Actually there are trends in modern science to do this. The self qualia. The illusion that one exists is an undercurrent philosophy out there. Also cases are made by both religious and scientific people that the notion of a self - here - that looks at things - there is false. This is replaced by ideas of phenomena. I just read a book by a physicist who was putting forward the idea that NOWS are the only things that exist. Not selves. Not objects. Simply Nows.
Sure, but try telling that to the IRS!
Seriously (although that about the IRS is just as serious), there is plenty of ways to deconstruct the notion of self, to expose it as unsubstantiated etc.
But to employ these ways leads to a neurosis, paranoia.
The Western people, and some Eastern, that produced these ways to deconstruct the self are starting from the tradition of Western thought and science: it is only the truth that matters. They didn't take into account that the pursuit of truth might actually make people miserable, worse even, unable to function. Western philosophy has lived, usually, as an intellectual hobby, serious people talking about serious stuff, but not really taking it seriously. They tell you "who you really are", but they can't tell you what good it will do you to know "who you really are".

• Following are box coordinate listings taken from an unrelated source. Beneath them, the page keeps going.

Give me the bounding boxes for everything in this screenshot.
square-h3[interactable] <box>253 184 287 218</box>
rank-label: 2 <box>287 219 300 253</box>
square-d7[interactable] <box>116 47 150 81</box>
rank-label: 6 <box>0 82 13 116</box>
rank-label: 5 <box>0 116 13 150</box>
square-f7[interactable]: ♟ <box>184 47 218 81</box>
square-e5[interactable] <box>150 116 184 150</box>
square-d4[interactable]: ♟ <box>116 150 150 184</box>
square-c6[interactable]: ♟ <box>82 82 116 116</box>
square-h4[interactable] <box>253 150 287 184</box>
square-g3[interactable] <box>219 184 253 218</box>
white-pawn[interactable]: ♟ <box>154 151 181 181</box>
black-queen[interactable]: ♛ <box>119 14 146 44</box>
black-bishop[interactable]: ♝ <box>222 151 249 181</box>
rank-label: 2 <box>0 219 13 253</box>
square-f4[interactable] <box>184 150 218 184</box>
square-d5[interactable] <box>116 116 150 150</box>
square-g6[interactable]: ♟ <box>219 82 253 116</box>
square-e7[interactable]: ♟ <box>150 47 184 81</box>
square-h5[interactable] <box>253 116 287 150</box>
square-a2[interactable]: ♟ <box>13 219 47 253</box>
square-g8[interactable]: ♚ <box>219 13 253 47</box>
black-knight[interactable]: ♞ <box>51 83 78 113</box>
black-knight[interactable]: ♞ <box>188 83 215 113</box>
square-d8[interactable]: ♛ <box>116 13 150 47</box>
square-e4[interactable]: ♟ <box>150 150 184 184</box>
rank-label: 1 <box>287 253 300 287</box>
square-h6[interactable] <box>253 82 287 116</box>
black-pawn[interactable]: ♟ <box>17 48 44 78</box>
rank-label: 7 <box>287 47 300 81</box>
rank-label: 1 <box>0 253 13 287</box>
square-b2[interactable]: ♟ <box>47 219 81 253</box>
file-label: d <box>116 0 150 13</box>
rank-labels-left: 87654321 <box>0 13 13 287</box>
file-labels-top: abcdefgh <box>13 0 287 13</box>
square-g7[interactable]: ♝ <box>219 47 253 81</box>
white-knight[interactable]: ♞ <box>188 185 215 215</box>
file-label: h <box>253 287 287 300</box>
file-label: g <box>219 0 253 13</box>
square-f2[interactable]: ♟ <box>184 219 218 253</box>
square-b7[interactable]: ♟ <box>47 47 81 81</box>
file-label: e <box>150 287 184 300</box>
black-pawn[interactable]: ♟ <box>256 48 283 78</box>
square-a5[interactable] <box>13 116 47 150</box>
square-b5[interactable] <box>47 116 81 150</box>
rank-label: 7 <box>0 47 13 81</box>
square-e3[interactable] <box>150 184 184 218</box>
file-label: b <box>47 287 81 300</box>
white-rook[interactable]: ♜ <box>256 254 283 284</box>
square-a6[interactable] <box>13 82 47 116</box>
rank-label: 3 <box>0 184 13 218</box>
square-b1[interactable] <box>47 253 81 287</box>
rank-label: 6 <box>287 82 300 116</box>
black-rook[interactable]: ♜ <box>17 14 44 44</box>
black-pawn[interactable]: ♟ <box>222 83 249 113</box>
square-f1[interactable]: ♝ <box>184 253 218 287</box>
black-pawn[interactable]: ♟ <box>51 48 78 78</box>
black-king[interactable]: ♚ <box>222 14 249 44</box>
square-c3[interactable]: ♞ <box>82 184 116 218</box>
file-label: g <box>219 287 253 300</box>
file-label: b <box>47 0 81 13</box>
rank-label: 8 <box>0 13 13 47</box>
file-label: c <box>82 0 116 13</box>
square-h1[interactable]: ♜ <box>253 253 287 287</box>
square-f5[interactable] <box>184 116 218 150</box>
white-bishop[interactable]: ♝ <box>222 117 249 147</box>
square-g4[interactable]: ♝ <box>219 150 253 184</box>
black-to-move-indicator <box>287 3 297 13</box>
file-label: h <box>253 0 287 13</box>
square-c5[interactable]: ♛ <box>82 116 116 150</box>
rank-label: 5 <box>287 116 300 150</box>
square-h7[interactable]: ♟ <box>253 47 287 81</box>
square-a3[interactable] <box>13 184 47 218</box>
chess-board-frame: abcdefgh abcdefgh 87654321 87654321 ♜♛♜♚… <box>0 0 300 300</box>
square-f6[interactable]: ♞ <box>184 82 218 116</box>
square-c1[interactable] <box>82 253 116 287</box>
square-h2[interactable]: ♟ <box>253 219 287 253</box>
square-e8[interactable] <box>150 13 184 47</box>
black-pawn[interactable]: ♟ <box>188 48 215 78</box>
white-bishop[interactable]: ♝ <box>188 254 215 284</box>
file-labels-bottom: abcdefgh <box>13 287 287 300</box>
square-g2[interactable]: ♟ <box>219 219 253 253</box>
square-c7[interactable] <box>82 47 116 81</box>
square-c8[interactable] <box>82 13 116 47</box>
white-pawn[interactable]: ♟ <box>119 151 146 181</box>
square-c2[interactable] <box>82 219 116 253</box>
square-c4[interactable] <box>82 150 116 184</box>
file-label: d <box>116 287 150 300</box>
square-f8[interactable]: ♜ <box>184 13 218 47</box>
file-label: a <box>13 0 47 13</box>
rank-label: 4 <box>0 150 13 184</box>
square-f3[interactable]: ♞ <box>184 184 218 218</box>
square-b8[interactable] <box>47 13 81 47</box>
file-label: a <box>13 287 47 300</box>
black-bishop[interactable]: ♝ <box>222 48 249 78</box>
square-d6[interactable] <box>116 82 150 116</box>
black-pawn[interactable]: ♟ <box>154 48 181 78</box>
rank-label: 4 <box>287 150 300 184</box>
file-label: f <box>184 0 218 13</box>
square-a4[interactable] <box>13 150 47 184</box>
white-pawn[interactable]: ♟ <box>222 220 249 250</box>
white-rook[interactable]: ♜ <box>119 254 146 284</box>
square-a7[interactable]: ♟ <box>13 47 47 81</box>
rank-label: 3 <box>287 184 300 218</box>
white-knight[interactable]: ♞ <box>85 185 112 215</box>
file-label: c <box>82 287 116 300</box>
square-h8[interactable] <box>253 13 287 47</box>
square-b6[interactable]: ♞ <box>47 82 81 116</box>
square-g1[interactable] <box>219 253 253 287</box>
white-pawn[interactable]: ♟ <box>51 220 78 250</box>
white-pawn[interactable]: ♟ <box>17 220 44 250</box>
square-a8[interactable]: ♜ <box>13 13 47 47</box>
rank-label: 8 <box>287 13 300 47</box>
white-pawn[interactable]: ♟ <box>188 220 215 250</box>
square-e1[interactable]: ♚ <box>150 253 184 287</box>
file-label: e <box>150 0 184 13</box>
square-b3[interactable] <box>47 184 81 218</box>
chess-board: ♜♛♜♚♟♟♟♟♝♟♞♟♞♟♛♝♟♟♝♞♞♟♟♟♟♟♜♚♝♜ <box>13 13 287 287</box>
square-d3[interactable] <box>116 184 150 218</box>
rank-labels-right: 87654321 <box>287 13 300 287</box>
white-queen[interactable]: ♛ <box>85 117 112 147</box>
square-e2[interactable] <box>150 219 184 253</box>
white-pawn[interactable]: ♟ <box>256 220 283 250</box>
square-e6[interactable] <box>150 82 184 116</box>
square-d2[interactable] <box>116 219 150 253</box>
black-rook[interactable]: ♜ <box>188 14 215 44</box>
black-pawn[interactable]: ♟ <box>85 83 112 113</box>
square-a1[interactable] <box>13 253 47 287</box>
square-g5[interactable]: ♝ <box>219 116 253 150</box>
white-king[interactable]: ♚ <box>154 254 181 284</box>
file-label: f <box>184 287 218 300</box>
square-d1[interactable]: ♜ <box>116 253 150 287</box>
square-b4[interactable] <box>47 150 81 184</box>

They instruct you to deconstruct, but they offer no goal for that that a person concerned about their wellbeing would ever pursue.
...
Even when you've had only a first, humbling taste of this freedom, you appreciate how adroitly the teaching on not-self answers the question of "What is skillful?" And you understand why the Buddha recommends putting the question of "Who am I?" aside. To begin with, it wouldn't have taken you to this freedom, and could well have stood in freedom's way. Because your "I" is an activity, any attempt to pin it down before you had mastered the processes of activity would have left you pouncing on shadows, distracted from the real work at hand. Any attempt to deconstruct your "I" before it had become healthy and mature would have led to a release neurotic and insecure: you'd simply be running away from the messy, mismanaged parts of your life. In addition, any answer to the question "Who am I?" would be totally inappropriate to describe your new-found freedom, for it's a dimension apart, where the concepts of "I," "not-I," "am," "am not" do not apply.